4.5
4.5.1
4.5.2
4.6
4.7
38
Gereedmaken pompunit voor inbedrijfstelling
Ga als volgt te werk, zowel bij een eerste in bedrijfstelling, als bij het terugplaatsen van
de pomp na een reparatie:
Overige aansluitingen
• Cartridge seal configuratie CD3 moet aangesloten zijn op een buffervloeistoftoevoer
met overdruk. Stel de buffervloeistofdruk 1,5 -2 bar hoger dan de druk ter
plaatse van de waaiernaaf, zie paragraaf 10.8 "Druk ter plaatse van de
waaiernaaf voor asafdichtingsgroepen S.. en CD3".

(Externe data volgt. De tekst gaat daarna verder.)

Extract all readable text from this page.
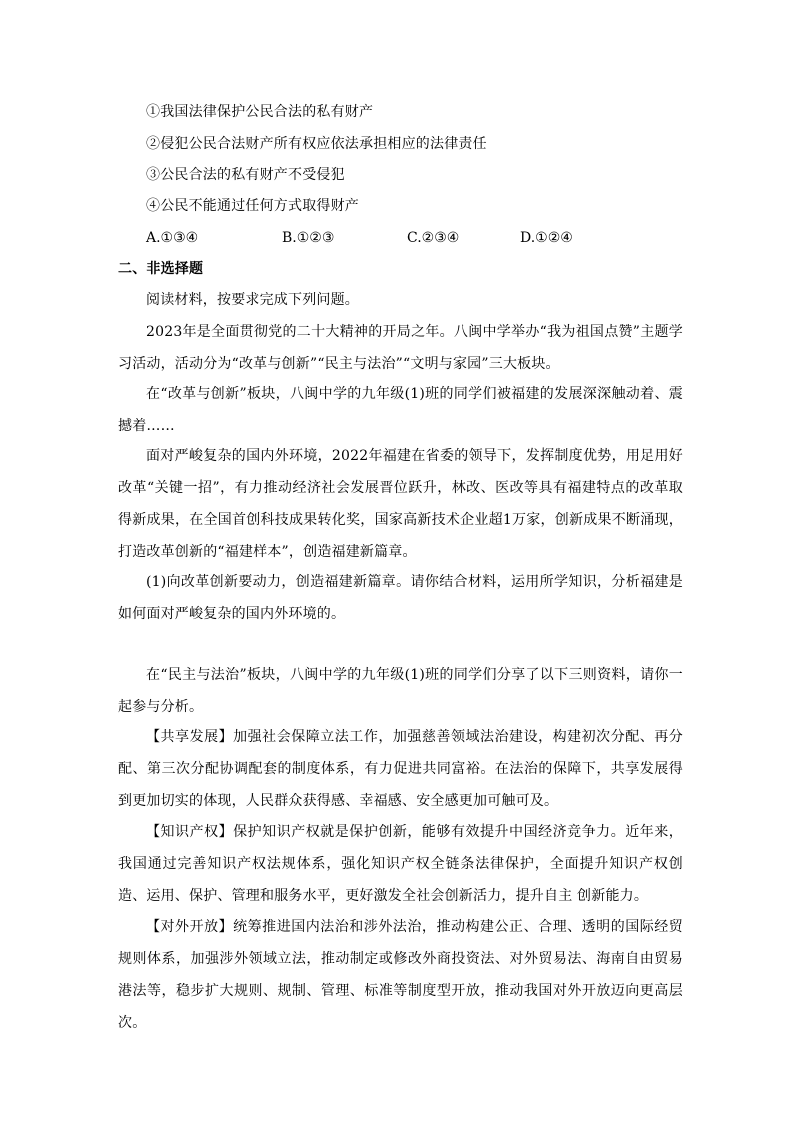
①我国法律保护公民合法的私有财产
②侵犯公民合法财产所有权应依法承担相应的法律责任
③公民合法的私有财产不受侵犯
④公民不能通过任何方式取得财产
A.①③④	B.①②③	C.②③④	D.①②④
二、非选择题
阅读材料，按要求完成下列问题。
2023年是全面贯彻党的二十大精神的开局之年。八闽中学举办“我为祖国点赞”主题学习活动，活动分为“改革与创新”“民主与法治”“文明与家园”三大板块。
在“改革与创新”板块，八闽中学的九年级(1)班的同学们被福建的发展深深触动着、震撼着……
面对严峻复杂的国内外环境，2022年福建在省委的领导下，发挥制度优势，用足用好改革“关键一招”，有力推动经济社会发展晋位跃升，林改、医改等具有福建特点的改革取得新成果，在全国首创科技成果转化奖，国家高新技术企业超1万家，创新成果不断涌现，打造改革创新的“福建样本”，创造福建新篇章。
(1)向改革创新要动力，创造福建新篇章。请你结合材料，运用所学知识，分析福建是如何面对严峻复杂的国内外环境的。
在“民主与法治”板块，八闽中学的九年级(1)班的同学们分享了以下三则资料，请你一起参与分析。
【共享发展】加强社会保障立法工作，加强慈善领域法治建设，构建初次分配、再分配、第三次分配协调配套的制度体系，有力促进共同富裕。在法治的保障下，共享发展得到更加切实的体现，人民群众获得感、幸福感、安全感更加可触可及。
【知识产权】保护知识产权就是保护创新，能够有效提升中国经济竞争力。近年来，我国通过完善知识产权法规体系，强化知识产权全链条法律保护，全面提升知识产权创造、运用、保护、管理和服务水平，更好激发全社会创新活力，提升自主 创新能力。
【对外开放】统筹推进国内法治和涉外法治，推动构建公正、合理、透明的国际经贸规则体系，加强涉外领域立法，推动制定或修改外商投资法、对外贸易法、海南自由贸易港法等，稳步扩大规则、规制、管理、标准等制度型开放，推动我国对外开放迈向更高层次。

• Asafdichtingsconfiguraties met koelmantel S4, MW2, MW3 moeten op een extern
koelsysteem worden aangesloten.
Vullen van de pomp
1 Open de afsluiter in de zuigleiding geheel. Sluit de persafsluiter.
2 Vul de pomp en de zuigleiding met de te verpompen vloeistof.
3 Draai de pompas enige malen met de hand rond. Vul de pomp zo nodig bij.
Controle draairichting
Let bij het controleren van de draairichting op voor eventueel niet
afgeschermde draaiende delen!
1 De draairichting van de pomp is aangegeven door een pijl. Controleer of de
draairichting van de motor overeenkomt met die van de pomp.
2 Schakel de motor slechts gedurende korte tijd in en controleer de draairichting.
3 Als de draairichting van de elektromotor niet overeenkomt met die van de pomp keer
dan draairichting van de elektromotor om. Zie de met de elektromotor meegeleverde
aansluitvoorschriften.
4 Monteer de beschermkap.
Opstarten
1 Open de afsluiters in de toevoer- en retourleidingen voor koel- of spoelvloeistof,
indien de pomp is aangesloten op een spoel- of koelsysteem. Overtuig u ervan dat
deze systemen ingeschakeld zijn en op de juiste waarden zijn ingesteld.
2 Start de pomp.
3 Open, nadat de pomp op druk is gekomen, langzaam de persafsluiter totdat de
werkdruk is bereikt.
Zorg ervoor dat gedurende het bedrijf van een pomp de draaiende delen
altijd zijn afgeschermd door de beschermkap!